The garden included that prime feature of English domestic scenery, a lawn. It had been levelled, carefully shorn, and converted into a bowling-green, on which we sometimes essayed to practise the time-honored game of bowls, most unskilfully, yet not without a perception that it involves a very pleasant mixture of exercise and ease, as is the case with most of the old English pastimes. Our little domain was shut in by the house on one side, and in other directions by a hedge-fence and a brick wall, which last was concealed or softened by shrubbery and the impaled fruit-trees already mentioned.
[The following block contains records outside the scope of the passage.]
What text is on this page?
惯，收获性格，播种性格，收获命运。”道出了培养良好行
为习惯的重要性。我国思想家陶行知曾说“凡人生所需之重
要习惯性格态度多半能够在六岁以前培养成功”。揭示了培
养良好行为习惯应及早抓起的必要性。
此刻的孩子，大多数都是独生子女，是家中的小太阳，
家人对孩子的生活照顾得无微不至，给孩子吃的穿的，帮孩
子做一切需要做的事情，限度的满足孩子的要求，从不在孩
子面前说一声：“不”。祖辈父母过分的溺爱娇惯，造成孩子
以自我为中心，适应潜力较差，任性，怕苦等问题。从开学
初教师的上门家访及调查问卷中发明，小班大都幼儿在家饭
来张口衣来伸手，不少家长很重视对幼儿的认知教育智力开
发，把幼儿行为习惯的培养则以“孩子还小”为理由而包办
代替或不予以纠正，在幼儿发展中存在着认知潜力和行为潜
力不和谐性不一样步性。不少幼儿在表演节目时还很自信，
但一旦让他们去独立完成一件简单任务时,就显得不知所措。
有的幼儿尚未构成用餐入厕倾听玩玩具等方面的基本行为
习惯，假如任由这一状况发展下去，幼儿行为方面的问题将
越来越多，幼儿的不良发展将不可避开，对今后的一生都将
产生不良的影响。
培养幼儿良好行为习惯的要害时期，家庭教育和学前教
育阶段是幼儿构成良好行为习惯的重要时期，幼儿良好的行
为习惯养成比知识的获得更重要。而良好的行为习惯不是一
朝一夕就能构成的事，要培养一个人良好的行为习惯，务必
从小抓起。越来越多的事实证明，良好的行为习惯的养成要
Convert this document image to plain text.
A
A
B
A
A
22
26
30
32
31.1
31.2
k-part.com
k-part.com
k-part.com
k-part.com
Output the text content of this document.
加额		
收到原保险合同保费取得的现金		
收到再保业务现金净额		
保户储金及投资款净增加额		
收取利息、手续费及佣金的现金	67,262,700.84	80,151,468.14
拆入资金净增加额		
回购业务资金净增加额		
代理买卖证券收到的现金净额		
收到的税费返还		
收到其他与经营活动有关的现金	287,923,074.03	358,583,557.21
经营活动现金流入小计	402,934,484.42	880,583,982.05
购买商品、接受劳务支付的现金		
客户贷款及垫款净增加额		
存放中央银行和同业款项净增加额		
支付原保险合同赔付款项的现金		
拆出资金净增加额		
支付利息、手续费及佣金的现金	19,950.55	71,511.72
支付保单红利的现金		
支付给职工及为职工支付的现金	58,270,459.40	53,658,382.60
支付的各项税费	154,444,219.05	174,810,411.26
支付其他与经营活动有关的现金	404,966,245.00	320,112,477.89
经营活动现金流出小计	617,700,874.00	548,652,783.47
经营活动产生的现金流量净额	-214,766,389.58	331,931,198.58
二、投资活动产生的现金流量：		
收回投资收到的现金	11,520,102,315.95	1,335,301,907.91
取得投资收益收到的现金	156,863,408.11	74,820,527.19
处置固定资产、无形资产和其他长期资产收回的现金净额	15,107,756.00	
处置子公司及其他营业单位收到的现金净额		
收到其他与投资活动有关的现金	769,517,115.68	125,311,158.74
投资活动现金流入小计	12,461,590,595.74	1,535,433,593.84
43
Over all the outer region, beyond our immediate precincts, there was an abundance of foliage, tossed aloft from the near or distant trees with which that agreeable suburb is adorned. The effect was wonderfully sylvan and rural, insomuch that we might have fancied ourselves in the depths of a wooded seclusion; only that, at brief intervals, we could hear the galloping sweep of a railway-train passing within a quarter of a mile, and its discordant screech, moderated by a little farther distance, as it reached the Blackheath Station. That harsh, rough sound, seeking me out so inevitably, was the voice of the great world summoning me forth. I know not whether I was the more pained or pleased to be thus constantly put in mind of the neighborhood of London; for, on the one hand, my conscience stung me a little for reading a book, or playing with children in the grass, when there were so many better things for an enlightened traveller to do,—while, at the same time, it gave a deeper delight to my luxurious idleness, to contrast it with the turmoil which I escaped. On the whole, however, I do not repent of a single wasted hour, and only wish that I could have spent twice as many in the same way; for the impression in my memory is, that I was as happy in that hospitable garden as the English summer-day was long.